Ponte sullo Stretto – Cambio ai vertici della Stretto di Messina Spa, il presidente Paolo Recchi ha rassegnato le dimissioni a pochi giorni dal rinnovo del Consiglio di amministrazione, mentre è in corso il passaggio parlamentare del decreto commissari, provvedimento chiave per l’avanzamento dell’opera.
Una decisione che, secondo quanto filtra dalla stampa, non sarebbe legata a frizioni dirette con il Governo, ma che arriva comunque in una fase complessa del dossier. Il progetto del Ponte sullo Stretto torna infatti al centro del dibattito politico e tecnico, con una serie di criticità ancora da sciogliere e un confronto sempre più acceso tra maggioranza e opposizione, in un momento particolarmente sensibile per il futuro del collegamento stabile tra Calabria e Sicilia.
Le dimissioni di Recchi si inseriscono in un contesto in cui la governance della società è destinata a essere ridefinita. Il rinnovo del CdA rappresenterà un passaggio cruciale per imprimere una nuova direzione operativa e accelerare, nelle intenzioni dell’esecutivo, le procedure necessarie alla realizzazione dell’infrastruttura.
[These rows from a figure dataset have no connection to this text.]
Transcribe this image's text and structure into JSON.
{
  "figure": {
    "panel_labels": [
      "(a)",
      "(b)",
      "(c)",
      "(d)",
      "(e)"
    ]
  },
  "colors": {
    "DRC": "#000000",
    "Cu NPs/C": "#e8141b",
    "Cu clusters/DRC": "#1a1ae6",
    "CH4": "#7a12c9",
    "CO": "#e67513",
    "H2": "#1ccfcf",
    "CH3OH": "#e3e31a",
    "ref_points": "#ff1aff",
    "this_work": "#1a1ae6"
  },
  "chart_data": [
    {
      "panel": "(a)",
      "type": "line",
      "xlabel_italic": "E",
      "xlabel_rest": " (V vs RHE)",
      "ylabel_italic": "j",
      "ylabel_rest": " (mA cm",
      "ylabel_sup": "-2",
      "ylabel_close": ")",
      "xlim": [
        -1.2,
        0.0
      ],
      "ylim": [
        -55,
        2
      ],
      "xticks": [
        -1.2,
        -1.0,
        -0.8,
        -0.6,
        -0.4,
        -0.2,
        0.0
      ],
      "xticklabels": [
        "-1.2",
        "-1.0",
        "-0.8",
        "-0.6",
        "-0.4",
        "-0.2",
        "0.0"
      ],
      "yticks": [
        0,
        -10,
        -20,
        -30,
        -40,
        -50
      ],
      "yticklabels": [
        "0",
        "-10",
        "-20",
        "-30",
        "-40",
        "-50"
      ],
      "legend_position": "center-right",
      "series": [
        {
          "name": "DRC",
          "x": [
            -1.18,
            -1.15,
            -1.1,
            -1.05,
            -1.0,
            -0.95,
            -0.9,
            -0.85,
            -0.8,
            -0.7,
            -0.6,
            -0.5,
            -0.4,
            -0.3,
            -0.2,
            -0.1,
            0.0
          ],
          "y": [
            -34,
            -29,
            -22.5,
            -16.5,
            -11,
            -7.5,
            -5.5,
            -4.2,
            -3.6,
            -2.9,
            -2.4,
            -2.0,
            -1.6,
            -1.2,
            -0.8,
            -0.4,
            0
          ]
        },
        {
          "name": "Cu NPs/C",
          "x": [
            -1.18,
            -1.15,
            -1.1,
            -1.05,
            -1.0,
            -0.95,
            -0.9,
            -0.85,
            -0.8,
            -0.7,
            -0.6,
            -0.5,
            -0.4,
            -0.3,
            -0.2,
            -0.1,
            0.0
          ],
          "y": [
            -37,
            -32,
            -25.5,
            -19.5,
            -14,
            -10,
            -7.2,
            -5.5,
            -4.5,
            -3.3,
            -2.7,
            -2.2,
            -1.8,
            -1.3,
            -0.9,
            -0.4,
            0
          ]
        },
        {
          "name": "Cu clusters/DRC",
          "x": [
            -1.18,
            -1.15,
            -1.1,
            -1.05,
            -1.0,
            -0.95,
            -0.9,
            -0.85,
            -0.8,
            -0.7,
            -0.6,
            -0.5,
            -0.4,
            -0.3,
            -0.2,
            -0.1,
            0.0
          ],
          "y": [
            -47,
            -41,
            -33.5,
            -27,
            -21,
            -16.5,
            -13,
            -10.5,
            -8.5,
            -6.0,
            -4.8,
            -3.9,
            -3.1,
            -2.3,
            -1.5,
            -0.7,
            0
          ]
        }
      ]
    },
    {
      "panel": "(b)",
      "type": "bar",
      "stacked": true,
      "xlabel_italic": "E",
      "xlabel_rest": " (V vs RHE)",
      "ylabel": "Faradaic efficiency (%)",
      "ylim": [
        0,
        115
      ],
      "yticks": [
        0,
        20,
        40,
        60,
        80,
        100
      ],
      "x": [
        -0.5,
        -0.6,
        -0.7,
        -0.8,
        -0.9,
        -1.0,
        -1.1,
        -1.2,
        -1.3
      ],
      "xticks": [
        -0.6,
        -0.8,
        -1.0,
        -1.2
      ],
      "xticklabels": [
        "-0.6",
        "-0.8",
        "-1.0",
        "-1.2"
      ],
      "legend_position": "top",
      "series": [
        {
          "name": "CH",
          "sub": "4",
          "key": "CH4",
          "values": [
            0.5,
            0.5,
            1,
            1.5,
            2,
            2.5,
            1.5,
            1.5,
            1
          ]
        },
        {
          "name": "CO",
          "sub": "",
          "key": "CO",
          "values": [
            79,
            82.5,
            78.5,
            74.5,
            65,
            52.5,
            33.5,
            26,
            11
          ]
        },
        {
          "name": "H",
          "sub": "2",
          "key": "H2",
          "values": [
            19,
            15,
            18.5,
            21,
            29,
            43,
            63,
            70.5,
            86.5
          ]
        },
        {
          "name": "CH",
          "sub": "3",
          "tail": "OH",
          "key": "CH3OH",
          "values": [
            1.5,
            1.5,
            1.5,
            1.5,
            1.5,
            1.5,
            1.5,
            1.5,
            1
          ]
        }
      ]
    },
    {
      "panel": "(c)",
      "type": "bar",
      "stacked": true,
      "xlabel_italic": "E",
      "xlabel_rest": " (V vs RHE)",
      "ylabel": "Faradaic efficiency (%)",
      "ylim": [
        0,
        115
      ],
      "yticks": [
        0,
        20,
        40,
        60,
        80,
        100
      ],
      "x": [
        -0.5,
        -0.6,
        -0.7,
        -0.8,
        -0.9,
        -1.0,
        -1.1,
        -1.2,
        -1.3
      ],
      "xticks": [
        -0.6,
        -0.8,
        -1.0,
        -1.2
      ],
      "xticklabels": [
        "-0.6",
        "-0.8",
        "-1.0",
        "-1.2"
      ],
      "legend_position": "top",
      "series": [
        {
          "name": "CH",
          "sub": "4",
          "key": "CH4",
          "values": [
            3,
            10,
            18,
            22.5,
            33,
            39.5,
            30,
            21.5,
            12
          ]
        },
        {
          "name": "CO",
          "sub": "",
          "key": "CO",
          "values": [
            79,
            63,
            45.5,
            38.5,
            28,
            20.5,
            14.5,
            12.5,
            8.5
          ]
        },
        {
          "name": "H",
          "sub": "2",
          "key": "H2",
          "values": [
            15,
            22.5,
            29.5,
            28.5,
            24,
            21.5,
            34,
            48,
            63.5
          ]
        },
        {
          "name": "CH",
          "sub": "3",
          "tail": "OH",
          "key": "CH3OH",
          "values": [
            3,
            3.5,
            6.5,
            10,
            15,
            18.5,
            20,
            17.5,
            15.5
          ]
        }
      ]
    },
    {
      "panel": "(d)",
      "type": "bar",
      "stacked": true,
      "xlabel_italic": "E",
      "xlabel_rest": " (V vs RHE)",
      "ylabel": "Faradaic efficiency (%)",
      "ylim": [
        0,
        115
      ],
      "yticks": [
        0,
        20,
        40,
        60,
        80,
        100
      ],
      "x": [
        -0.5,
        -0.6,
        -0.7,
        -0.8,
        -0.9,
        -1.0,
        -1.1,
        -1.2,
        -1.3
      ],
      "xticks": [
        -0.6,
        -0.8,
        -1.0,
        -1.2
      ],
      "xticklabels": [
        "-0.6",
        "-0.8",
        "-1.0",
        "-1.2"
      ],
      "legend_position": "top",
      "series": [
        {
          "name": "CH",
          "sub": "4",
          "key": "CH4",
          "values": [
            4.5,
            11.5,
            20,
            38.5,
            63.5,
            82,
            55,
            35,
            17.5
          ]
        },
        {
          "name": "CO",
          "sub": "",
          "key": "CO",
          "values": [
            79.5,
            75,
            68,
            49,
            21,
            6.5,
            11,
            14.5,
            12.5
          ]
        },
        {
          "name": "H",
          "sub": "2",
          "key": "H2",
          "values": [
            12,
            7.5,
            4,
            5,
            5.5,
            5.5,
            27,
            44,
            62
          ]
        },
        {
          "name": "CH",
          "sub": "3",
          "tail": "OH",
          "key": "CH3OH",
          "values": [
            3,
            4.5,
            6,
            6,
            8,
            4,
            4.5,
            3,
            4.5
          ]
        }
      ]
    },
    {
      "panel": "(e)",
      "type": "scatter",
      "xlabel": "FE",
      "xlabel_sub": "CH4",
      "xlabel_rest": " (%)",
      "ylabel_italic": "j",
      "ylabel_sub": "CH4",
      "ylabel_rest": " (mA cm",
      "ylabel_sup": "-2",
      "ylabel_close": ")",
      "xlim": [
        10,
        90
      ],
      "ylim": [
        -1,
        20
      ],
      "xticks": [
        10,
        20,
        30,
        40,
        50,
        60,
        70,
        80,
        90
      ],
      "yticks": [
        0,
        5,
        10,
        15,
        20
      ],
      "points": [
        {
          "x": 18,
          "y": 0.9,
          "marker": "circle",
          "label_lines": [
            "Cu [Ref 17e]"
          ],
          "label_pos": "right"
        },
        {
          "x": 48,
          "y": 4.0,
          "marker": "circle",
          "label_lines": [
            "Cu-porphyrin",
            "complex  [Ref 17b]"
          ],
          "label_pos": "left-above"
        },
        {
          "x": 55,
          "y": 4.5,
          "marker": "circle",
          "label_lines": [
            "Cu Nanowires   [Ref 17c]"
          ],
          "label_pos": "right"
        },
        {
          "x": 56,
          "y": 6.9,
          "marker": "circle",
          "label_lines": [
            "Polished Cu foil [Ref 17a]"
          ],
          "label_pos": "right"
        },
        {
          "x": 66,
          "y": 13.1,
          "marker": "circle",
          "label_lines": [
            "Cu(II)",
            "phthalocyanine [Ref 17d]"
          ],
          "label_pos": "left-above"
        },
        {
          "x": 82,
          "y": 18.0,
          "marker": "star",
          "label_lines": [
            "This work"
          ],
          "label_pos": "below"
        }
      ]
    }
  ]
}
Sul piano politico, l’uscita del presidente alimenta le polemiche. Le forze di opposizione parlano di segnali di incertezza e gestione poco lineare del progetto, mentre dalla maggioranza si tende a ridimensionare la portata dell’evento, sottolineando la continuità dell’impegno istituzionale e strategico sull’opera.
Nel frattempo, il decreto commissari resta un tassello fondamentale. Il provvedimento punta a rafforzare i poteri straordinari per snellire iter autorizzativi e superare gli ostacoli burocratici, ma il confronto parlamentare evidenzia ancora divergenze su tempi, costi e impatti ambientali.
A rendere il quadro più articolato contribuiscono anche le questioni tecniche e finanziarie. Il progetto, pur aggiornato rispetto alle versioni precedenti, deve confrontarsi con l’evoluzione normativa, le prescrizioni europee e le osservazioni degli enti territoriali coinvolti. Non mancano inoltre interrogativi sulla sostenibilità economica complessiva e sulle ricadute effettive per il territorio.
Intanto, al dibattito si aggiungono anche voci critiche dal mondo accademico. Tra queste quella del professor ingegner Antonino Risitano, che in una nota diffusa pubblicamente rivendica le proprie precedenti prese di posizione sulla gestione del progetto.
Secondo Risitano, le dimissioni rappresenterebbero un primo segnale di consapevolezza rispetto alle criticità sollevate negli ultimi mesi: “Deducevo che i miei commenti, anche severi sulle attività del presidente e dell’amministratore delegato, non fossero inutili. Qualcuno sta iniziando a comprendere dove questa situazione potrebbe condurre”.
Il docente sottolinea inoltre le difficoltà incontrate nel portare il proprio punto di vista nel dibattito pubblico, lamentando la mancanza di spazi di confronto sui media locali e nazionali, e dichiarando di aver diffuso le proprie analisi prevalentemente attraverso i social network.
Nel merito tecnico, le osservazioni si concentrano sulla natura del progetto approvato nel febbraio 2024, definito “non realmente definitivo”. Secondo Risitano, l’assenza, a distanza di oltre due anni, di un progetto esecutivo completo rappresenterebbe un segnale delle criticità ancora irrisolte.
Tra i punti evidenziati, anche questioni legate ai materiali e alla progettazione strutturale, con riferimento alla necessità di modifiche sugli acciai previsti e alle difficoltà nel garantire prestazioni adeguate rispetto alle sollecitazioni previste. Criticità che, sempre secondo il professore, coinvolgerebbero anche partner internazionali impegnati nelle attività di progettazione.
Le dichiarazioni assumono toni particolarmente duri quando si affronta il tema delle verifiche tecniche e delle prove sui componenti principali dell’infrastruttura, ritenute insufficienti o non pienamente trasparenti. Da qui la richiesta di un cambio di rotta netto nella gestione del progetto e una maggiore chiarezza sui risultati finora ottenuti.
Nel quadro complessivo, le dimissioni di Recchi si intrecciano quindi con un clima di crescente attenzione e tensione attorno al Ponte sullo Stretto. Da un lato, il Governo ribadisce la volontà di procedere con l’opera considerata strategica; dall’altro, si moltiplicano le richieste di approfondimento e verifica, sia sul piano politico che su quello tecnico che amministrativo.
In questo scenario, la sostituzione al vertice della società potrebbe rappresentare un punto di svolta oppure un ulteriore elemento di incertezza, a seconda delle scelte che verranno adottate nelle prossime settimane. Molto dipenderà dalla capacità del nuovo management di gestire una fase che si preannuncia decisiva.